Mit den Filmen Isa Kremer: The peoples Diva, Jazzman from the Gulag, The Travellers, This Land is your Land, Keep on Walking und Kinky Friedman sind die Filme genannt, in denen bekannte jüdische Musiker und Sänger portraitiert werden und die einen Blick in die 60er und 70er Jahre frei geben. Joshua Nelson, ist die Hauptfigur in „Keep on Walking“ und er wird – und das ist erstmalig für das Filmfestival, dieses im einem Live-Konzert in der Neuen Synagoge am 20. Juni um 19 Uhr abschließen. Es ist zugleich sein erster Auftritt in Deutschland.
Zwei besonders interessante Filme setzen sich mit der politischen Lage in Israel auseinander: Two States of Mind zeichnet die gemeinsame Teilnahme einer Palästinenserin und einer Israelin in einer Jeep-Ralley nach „Wenn eine von uns stecken bleibt, tut es die andere auch“. Esther Schapira hat in ihrem bereits vielbeachteten Film „Drei Kugeln und ein totes Kind“ eine schwierige Recherche zu den Bildern gemacht, die um die Welt gingen: Ein Kind wird vor laufender Kamera von Kugeln tödlich getroffen. Die Öffentlichkeit reagiert schnell und sucht die Schuld bei den israelischen Streitkräften. Schapiras Recherche kommt zu anderen Schlüssen.

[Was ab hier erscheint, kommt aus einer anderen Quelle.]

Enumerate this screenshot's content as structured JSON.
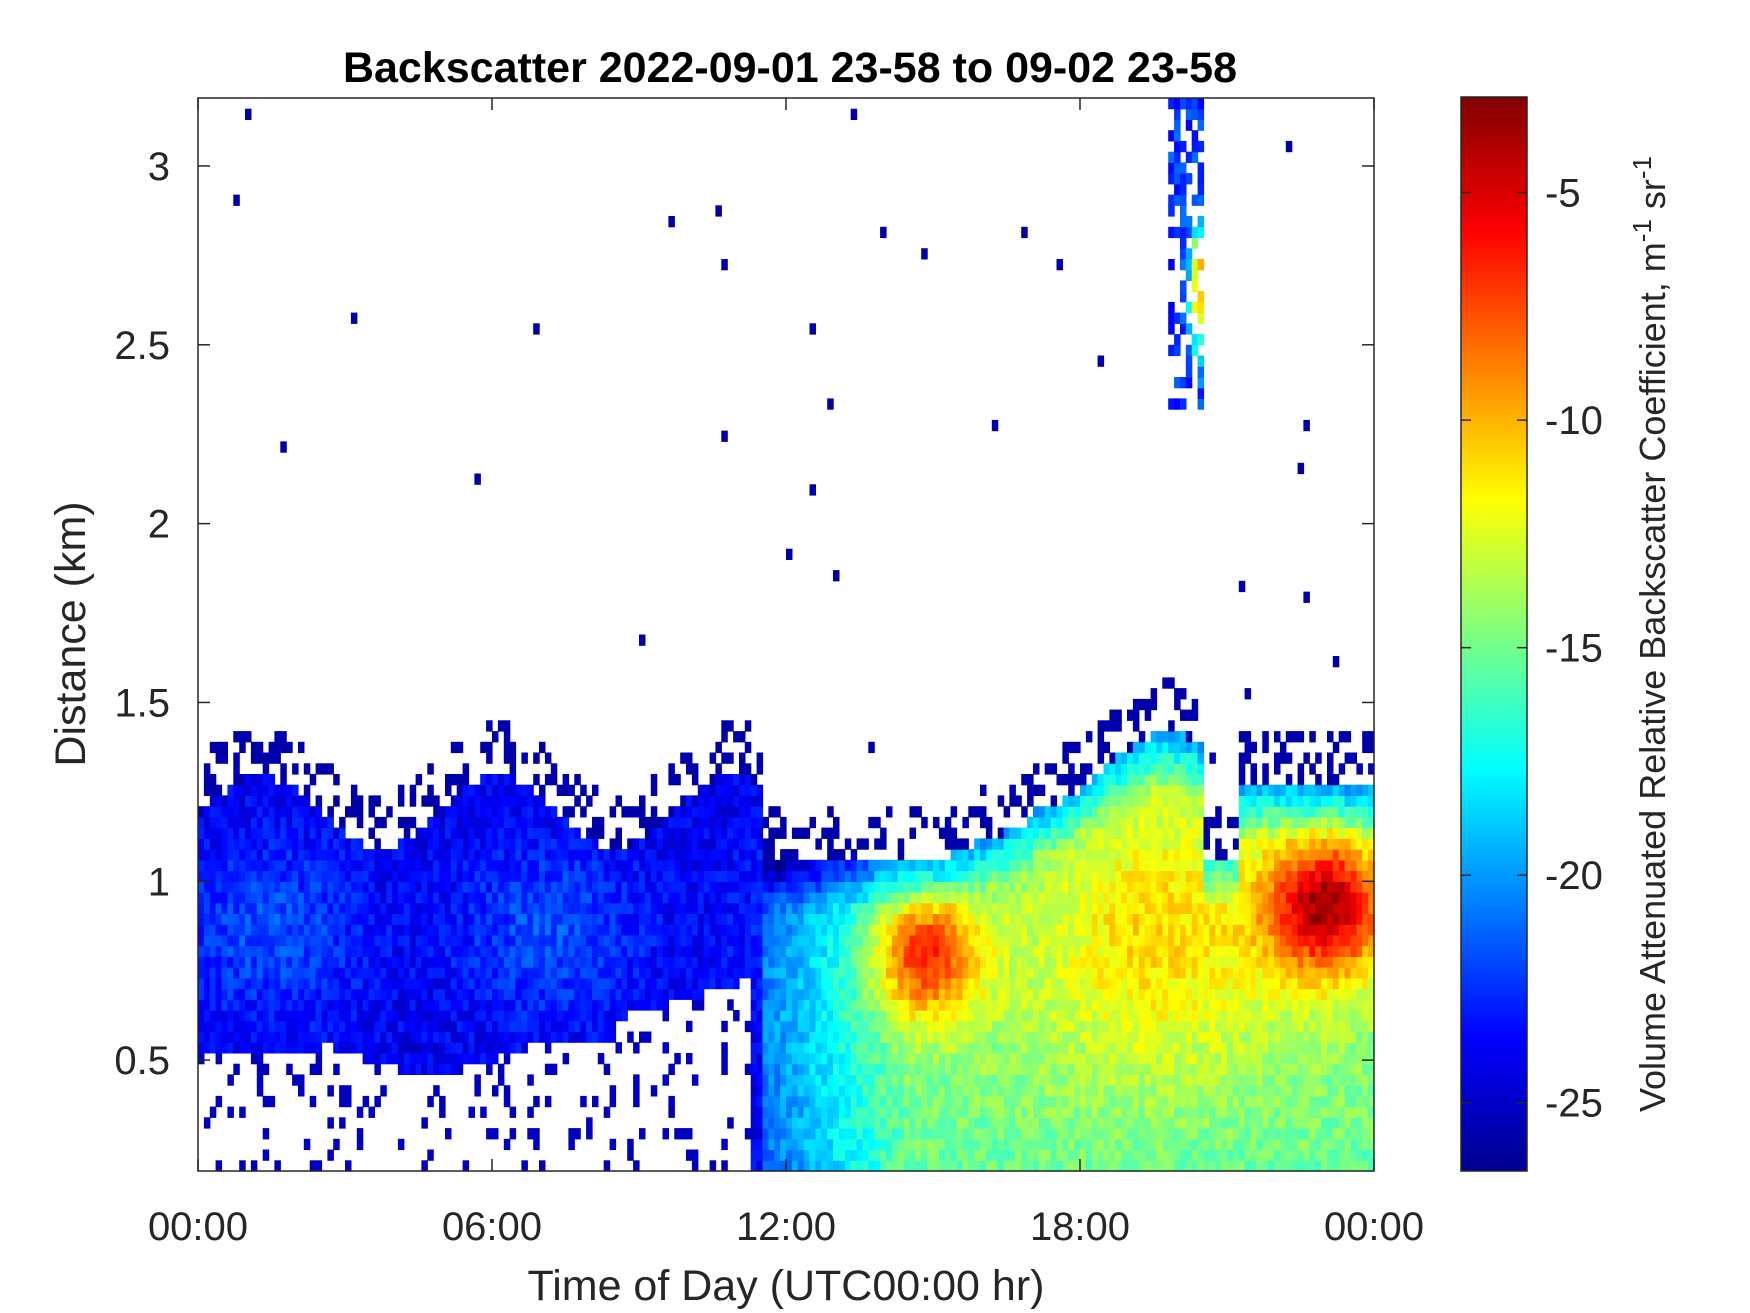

Das gesamte Programm findet man auf der Homepage des Arsenals: www.fdk.de. Die Filme beginnen in der Regel um 19 und um 21:30 Uhr und werden nur ein einziges Mal gezeigt. Telefon: 269 55 100. Kino Arsenal, Potsdamer Straße im Filmhaus am Potsdamer Platz: Bus 200 hält fast vor der Haustür, oder die U-2 bis Potsdamer Platz.